Scientists from IrsiCaixa AIDS Research Institute, jointly promoted by the Obra Social "la Caixa" and the Health Department of the Generalitat de Catalunya, have proved that a family of immune system cells, myeloid cells, helps HIV to disperse quickly inside the body
- Current antiretroviral drugs do not block this HIV route of spread. IrsiCaixa is already investigating, among other strategies to eradicate HIV, a drug against this mechanism that could enhance current clinical treatments
- The study was published in Retrovirology on May 7th
Scientists from IrsiCaixa AIDS Research Institute, jointly promoted by the Obra Social "la Caixa " and the Health Department of the Generalitat de Catalunya, have published a study in Retrovirology journal where they prove for the very first time that myeloid cells (a family of immune system cells) can catch HIV and, instead of initiating an appropriate immune response against it, pass it entirely to his primary target, CD4 T lymphocytes. Using this mechanism, myeloid cells act as "Trojan horses" and help the rapid spread of the virus inside the body.
IrsiCaixa is already looking for a drug against this mechanism, which could enhance current treatments by blocking a different way of spread of the virus. Current antiretroviral treatments difficult infection "virus to cell", but this new line of drugs would block transmission "cell to cell".
HIV entry to the immune system
In 2012, IrsiCaixa researchers discovered how HIV enters the immune system. That study showed that the virus used Siglec-1 molecule to penetrate inside myeloid cells called dendritic cells. Later on, it was demonstrated that HIV uses the same mechanism to enter into other myeloid cells: macrophages and monocytes.
This molecular mechanism was described into in vitro-modified myeloid cells, but it was not known whether Siglec-1 acted in the same way in cells directly isolated from human tissues. Scientists have now worked with not infected people’s tonsils, isolating for the first time myeloid cells directly from human tissue. The results confirm that, also in tissue, these cells can act as a "Trojan horse".

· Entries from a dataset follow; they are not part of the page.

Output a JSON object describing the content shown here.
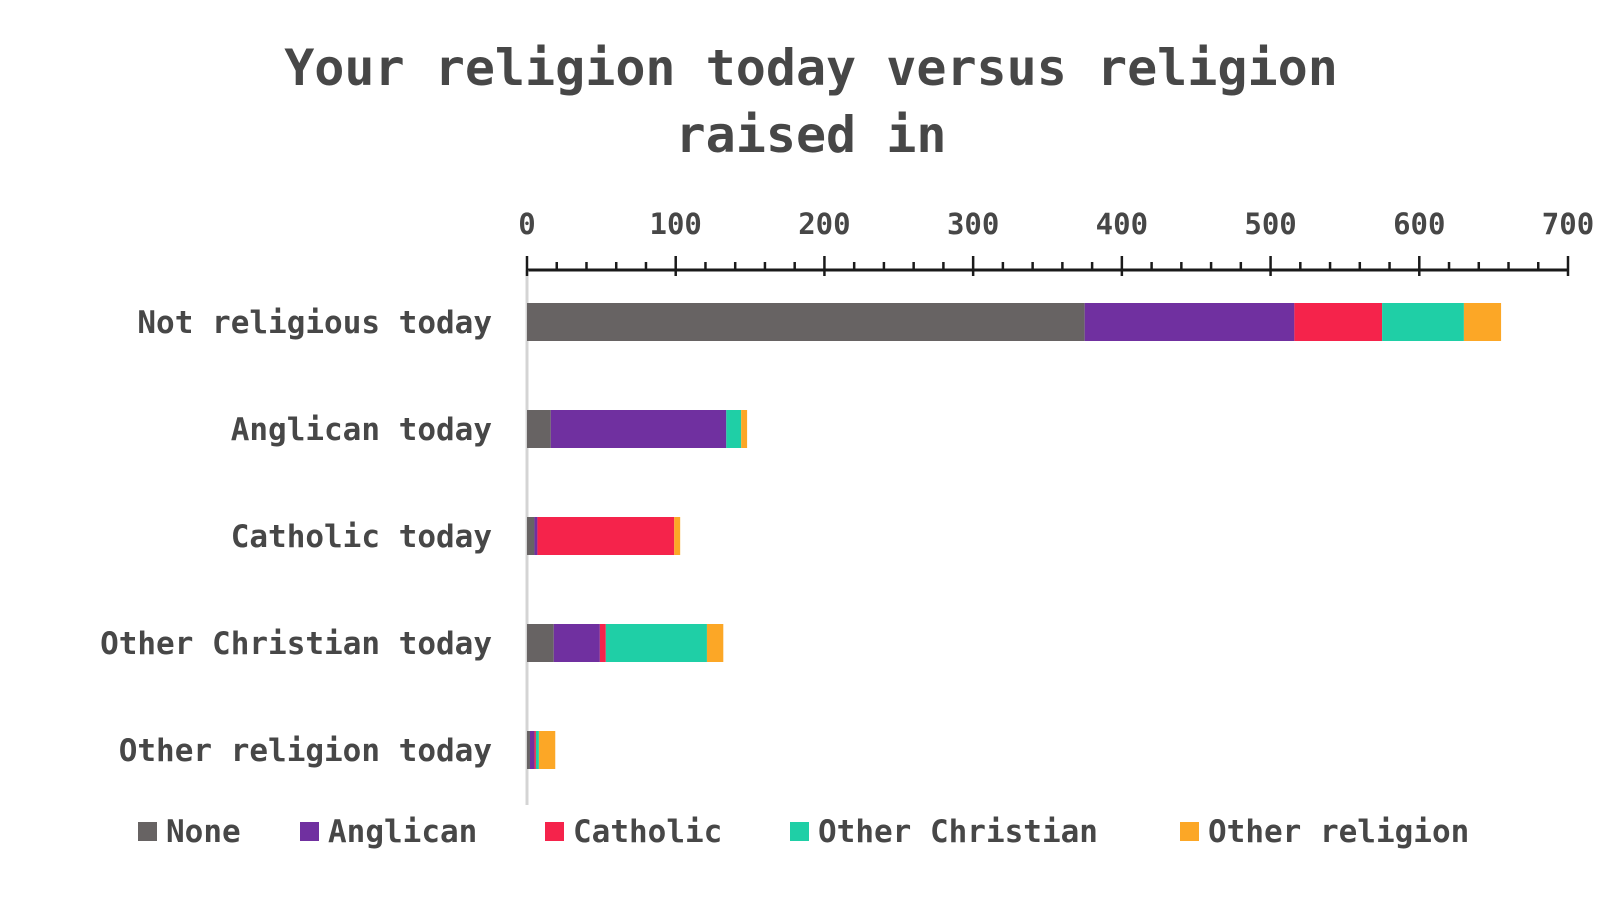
{
  "chart_data": {
    "type": "bar",
    "orientation": "horizontal",
    "stacked": true,
    "title": "Your religion today versus religion raised in",
    "title_lines": [
      "Your religion today versus religion",
      "raised in"
    ],
    "xlim": [
      0,
      700
    ],
    "x_ticks": [
      0,
      100,
      200,
      300,
      400,
      500,
      600,
      700
    ],
    "x_axis_position": "top",
    "grid": false,
    "legend_position": "bottom",
    "categories": [
      "Not religious today",
      "Anglican today",
      "Catholic today",
      "Other Christian today",
      "Other religion today"
    ],
    "series": [
      {
        "name": "None",
        "color": "#676363",
        "values": [
          375,
          16,
          5,
          18,
          2
        ]
      },
      {
        "name": "Anglican",
        "color": "#7030a0",
        "values": [
          141,
          118,
          2,
          31,
          3
        ]
      },
      {
        "name": "Catholic",
        "color": "#f5234b",
        "values": [
          59,
          0,
          92,
          4,
          1
        ]
      },
      {
        "name": "Other Christian",
        "color": "#1fcfa6",
        "values": [
          55,
          10,
          0,
          68,
          2
        ]
      },
      {
        "name": "Other religion",
        "color": "#fca726",
        "values": [
          25,
          4,
          4,
          11,
          11
        ]
      }
    ]
  }
}
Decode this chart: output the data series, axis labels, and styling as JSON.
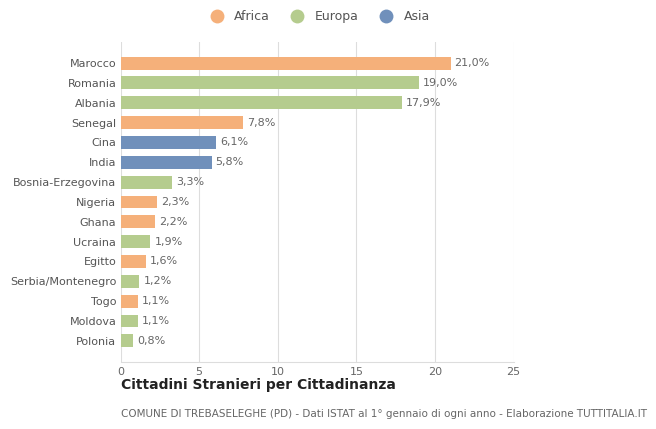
{
  "categories": [
    "Marocco",
    "Romania",
    "Albania",
    "Senegal",
    "Cina",
    "India",
    "Bosnia-Erzegovina",
    "Nigeria",
    "Ghana",
    "Ucraina",
    "Egitto",
    "Serbia/Montenegro",
    "Togo",
    "Moldova",
    "Polonia"
  ],
  "values": [
    21.0,
    19.0,
    17.9,
    7.8,
    6.1,
    5.8,
    3.3,
    2.3,
    2.2,
    1.9,
    1.6,
    1.2,
    1.1,
    1.1,
    0.8
  ],
  "labels": [
    "21,0%",
    "19,0%",
    "17,9%",
    "7,8%",
    "6,1%",
    "5,8%",
    "3,3%",
    "2,3%",
    "2,2%",
    "1,9%",
    "1,6%",
    "1,2%",
    "1,1%",
    "1,1%",
    "0,8%"
  ],
  "continents": [
    "Africa",
    "Europa",
    "Europa",
    "Africa",
    "Asia",
    "Asia",
    "Europa",
    "Africa",
    "Africa",
    "Europa",
    "Africa",
    "Europa",
    "Africa",
    "Europa",
    "Europa"
  ],
  "colors": {
    "Africa": "#F5B07A",
    "Europa": "#B5CC8E",
    "Asia": "#7090BB"
  },
  "xlim": [
    0,
    25
  ],
  "xticks": [
    0,
    5,
    10,
    15,
    20,
    25
  ],
  "title": "Cittadini Stranieri per Cittadinanza",
  "subtitle": "COMUNE DI TREBASELEGHE (PD) - Dati ISTAT al 1° gennaio di ogni anno - Elaborazione TUTTITALIA.IT",
  "bg_color": "#FFFFFF",
  "grid_color": "#DDDDDD",
  "bar_height": 0.65,
  "title_fontsize": 10,
  "subtitle_fontsize": 7.5,
  "tick_fontsize": 8,
  "label_fontsize": 8,
  "legend_order": [
    "Africa",
    "Europa",
    "Asia"
  ]
}
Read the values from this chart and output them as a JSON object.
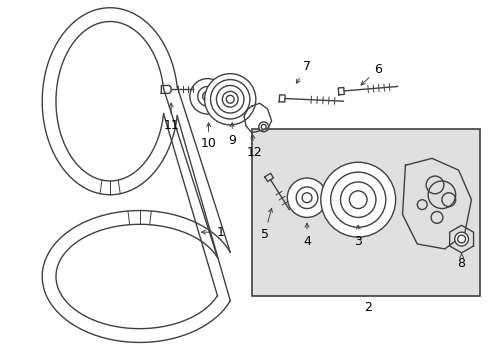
{
  "bg_color": "#ffffff",
  "inset_bg_color": "#e0e0e0",
  "line_color": "#404040",
  "label_color": "#000000",
  "font_size": 9,
  "figsize": [
    4.89,
    3.6
  ],
  "dpi": 100
}
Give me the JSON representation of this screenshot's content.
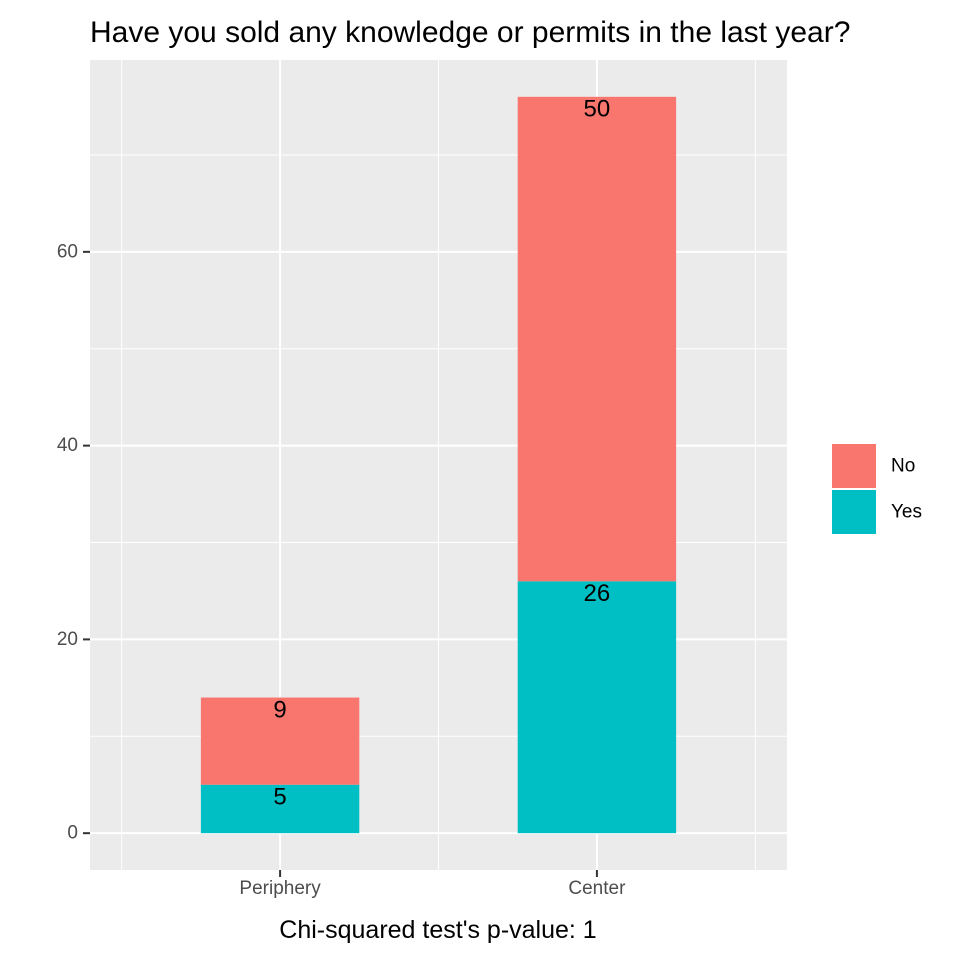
{
  "chart_data": {
    "type": "bar",
    "stacked": true,
    "title": "Have you sold any knowledge or permits in the last year?",
    "xlabel": "Chi-squared test's p-value: 1",
    "ylabel": "",
    "categories": [
      "Periphery",
      "Center"
    ],
    "series": [
      {
        "name": "Yes",
        "values": [
          5,
          26
        ],
        "color": "#00BFC4"
      },
      {
        "name": "No",
        "values": [
          9,
          50
        ],
        "color": "#F8766D"
      }
    ],
    "ylim": [
      -3.8,
      79.8
    ],
    "yticks": [
      0,
      20,
      40,
      60
    ],
    "ytick_labels": [
      "0",
      "20",
      "40",
      "60"
    ],
    "legend_order": [
      "No",
      "Yes"
    ],
    "legend_position": "right",
    "grid": true,
    "panel_background": "#EBEBEB"
  }
}
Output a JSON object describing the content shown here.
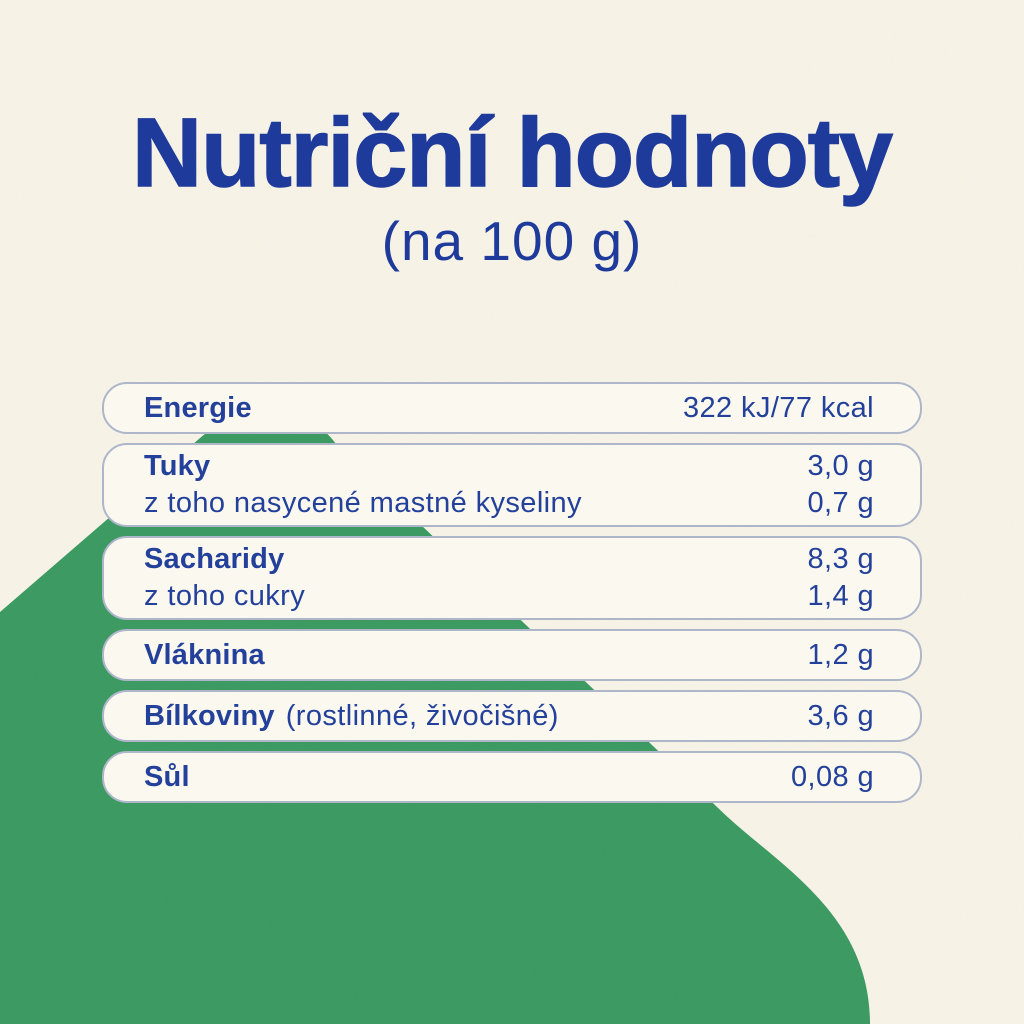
{
  "header": {
    "title": "Nutriční hodnoty",
    "subtitle": "(na 100 g)"
  },
  "table": {
    "rows": [
      {
        "cells": [
          {
            "label": "Energie",
            "bold": true,
            "value": "322 kJ/77 kcal"
          }
        ]
      },
      {
        "cells": [
          {
            "label": "Tuky",
            "bold": true,
            "value": "3,0 g"
          },
          {
            "label": "z toho nasycené mastné kyseliny",
            "bold": false,
            "value": "0,7 g"
          }
        ]
      },
      {
        "cells": [
          {
            "label": "Sacharidy",
            "bold": true,
            "value": "8,3 g"
          },
          {
            "label": "z toho cukry",
            "bold": false,
            "value": "1,4 g"
          }
        ]
      },
      {
        "cells": [
          {
            "label": "Vláknina",
            "bold": true,
            "value": "1,2 g"
          }
        ]
      },
      {
        "cells": [
          {
            "label": "Bílkoviny",
            "label_suffix": "(rostlinné, živočišné)",
            "bold": true,
            "value": "3,6 g"
          }
        ]
      },
      {
        "cells": [
          {
            "label": "Sůl",
            "bold": true,
            "value": "0,08 g"
          }
        ]
      }
    ]
  },
  "colors": {
    "background": "#f7f3e7",
    "green_shape": "#3a9a60",
    "text_blue": "#1e3a9b",
    "row_background": "#fbf8f0",
    "row_border": "#aeb6ca"
  }
}
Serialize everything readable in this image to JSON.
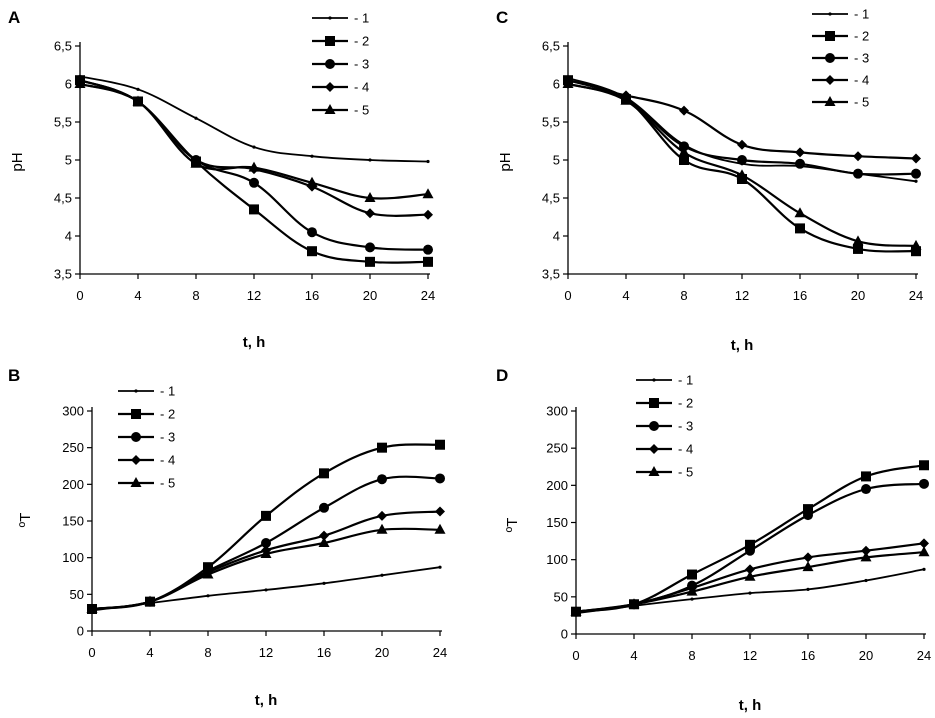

Whenever a pathogen enters our body, myeloid cells play a key role in the activation of the immune response. Its function is to patrol the body, capturing the infectious agents that invade us, isolate their molecules and deliver them to T cells, cells that specifically destroy microbes and already infected cells. However, HIV take refuge inside myeloid cells without actually infecting them, as a way to get to their main targets, CD4 T lymphocytes. Thus, myeloid cells act as “Trojan horses”, as they concentrate the virus in the area of contact with CD4 T cells, favoring their infection, instead of starting an adequate immune response against HIV. This situation creates and ideal scenario for infection of new cells and disease progression.
Key role in the spread of the virus
IrsiCaixa researchers also analyzed tissue from an HIV patient and found that the Siglec-1 receptor was found in these tissues. Thiscorroborates ex vivo what was detected in vitro: that Siglec-1 may play a key role in the spread of the virus within the body.
Therefore, a drug that blocks this way of spread could avoid that HIV use Siglec-1 to enter myeloid cells and use them to infect CD4 T lymphocytes.
Is has also been proved in HIV-infected people that, the more Siglec-1 there are in their cells, the more viral load and the less CD4 T lymphocytes they have. Thus, Siglec-1 could be used as a new biomarker for HIV-infected people.